I thought about some of the easiest ways that can help create buttons or CTAs that avoid any such problems to do with tap duration:

  • Don’t involve fancy interactions with buttons or links that are sensitive to double tap or long/short taps (unless it’s a game)

  • Do not place buttons directly underneath another button in an app flow

 
Tapping on the first button for too long might lead to accidentally clicking the button on the next screen unintentionally.

Tapping on the first button for too long might lead to accidentally clicking the button on the next screen unintentionally.

 
  • Don’t make buttons too small, so that you can still see the button state change as it is tapped, which gives the indication to let go

 
You could easily miss the buttons on the left screen.

You could easily miss the buttons on the left screen.

 
  • Create a clear outline where the button begins and ends, to avoid mis-taps which can be frustrating

 
To avoid tapping outside the button boundary, outline it so that you can still see where you are tapping in case of a state change.
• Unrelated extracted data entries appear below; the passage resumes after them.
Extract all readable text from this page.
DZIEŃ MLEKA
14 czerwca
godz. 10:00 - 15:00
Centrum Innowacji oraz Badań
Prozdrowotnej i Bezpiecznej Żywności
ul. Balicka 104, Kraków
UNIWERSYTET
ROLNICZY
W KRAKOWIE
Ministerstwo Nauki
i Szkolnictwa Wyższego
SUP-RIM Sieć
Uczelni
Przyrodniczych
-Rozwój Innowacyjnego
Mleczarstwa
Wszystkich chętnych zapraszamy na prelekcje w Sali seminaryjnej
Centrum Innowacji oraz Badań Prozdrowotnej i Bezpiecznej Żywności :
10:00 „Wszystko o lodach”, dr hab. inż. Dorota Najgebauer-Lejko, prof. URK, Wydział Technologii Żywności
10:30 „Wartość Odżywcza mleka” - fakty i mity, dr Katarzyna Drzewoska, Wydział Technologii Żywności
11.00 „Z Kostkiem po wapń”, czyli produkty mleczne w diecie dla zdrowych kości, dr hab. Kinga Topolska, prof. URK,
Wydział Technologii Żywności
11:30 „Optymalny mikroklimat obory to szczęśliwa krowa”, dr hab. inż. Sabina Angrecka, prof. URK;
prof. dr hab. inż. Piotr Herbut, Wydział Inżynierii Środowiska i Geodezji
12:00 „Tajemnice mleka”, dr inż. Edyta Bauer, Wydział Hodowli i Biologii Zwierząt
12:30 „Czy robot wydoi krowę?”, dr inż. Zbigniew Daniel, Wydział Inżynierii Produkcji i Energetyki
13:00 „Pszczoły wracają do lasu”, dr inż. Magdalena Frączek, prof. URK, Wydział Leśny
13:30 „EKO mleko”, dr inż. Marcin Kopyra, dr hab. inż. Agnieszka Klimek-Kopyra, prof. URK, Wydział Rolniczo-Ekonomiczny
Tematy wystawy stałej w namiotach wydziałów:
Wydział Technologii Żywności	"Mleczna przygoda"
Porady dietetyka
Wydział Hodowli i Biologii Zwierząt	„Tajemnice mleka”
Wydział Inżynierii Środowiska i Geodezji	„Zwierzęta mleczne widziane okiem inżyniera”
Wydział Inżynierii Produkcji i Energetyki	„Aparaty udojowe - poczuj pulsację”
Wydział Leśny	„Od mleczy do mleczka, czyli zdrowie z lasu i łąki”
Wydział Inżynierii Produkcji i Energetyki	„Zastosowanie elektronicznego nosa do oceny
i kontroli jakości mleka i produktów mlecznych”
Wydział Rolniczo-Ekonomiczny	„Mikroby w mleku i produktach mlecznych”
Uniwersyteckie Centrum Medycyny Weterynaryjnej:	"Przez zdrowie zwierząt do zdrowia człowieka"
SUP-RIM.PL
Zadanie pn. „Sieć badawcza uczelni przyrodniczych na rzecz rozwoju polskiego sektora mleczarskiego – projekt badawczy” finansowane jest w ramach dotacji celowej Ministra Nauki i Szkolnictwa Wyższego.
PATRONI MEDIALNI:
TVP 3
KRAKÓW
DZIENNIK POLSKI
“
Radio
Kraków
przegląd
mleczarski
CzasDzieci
To avoid tapping outside the button boundary, outline it so that you can still see where you are tapping in case of a state change.

 
  • Use clear visual state change when the tap has been recognized

  • Fingertips are approximately 8-10 mm in diameter, so make sure your button is sized accordingly

Although this might seem like an “edge” case, I actually think it’s not. As users we are inconsistent - we don’t always tap for the same length of time, we might be juggling a phone and other things or trying to do something quickly while walking to minimize the distraction. Many factors could lead us to tap or hold inconsistently or unnecessarily. By creating apps that don’t create as much confusion or error when this happens, we create more seamless experiences.

So that’s my brief take on tap and hold durations in mobile UX design. Designing inclusively means designing for the better, so I think it’s always important to be thinking about cases like these.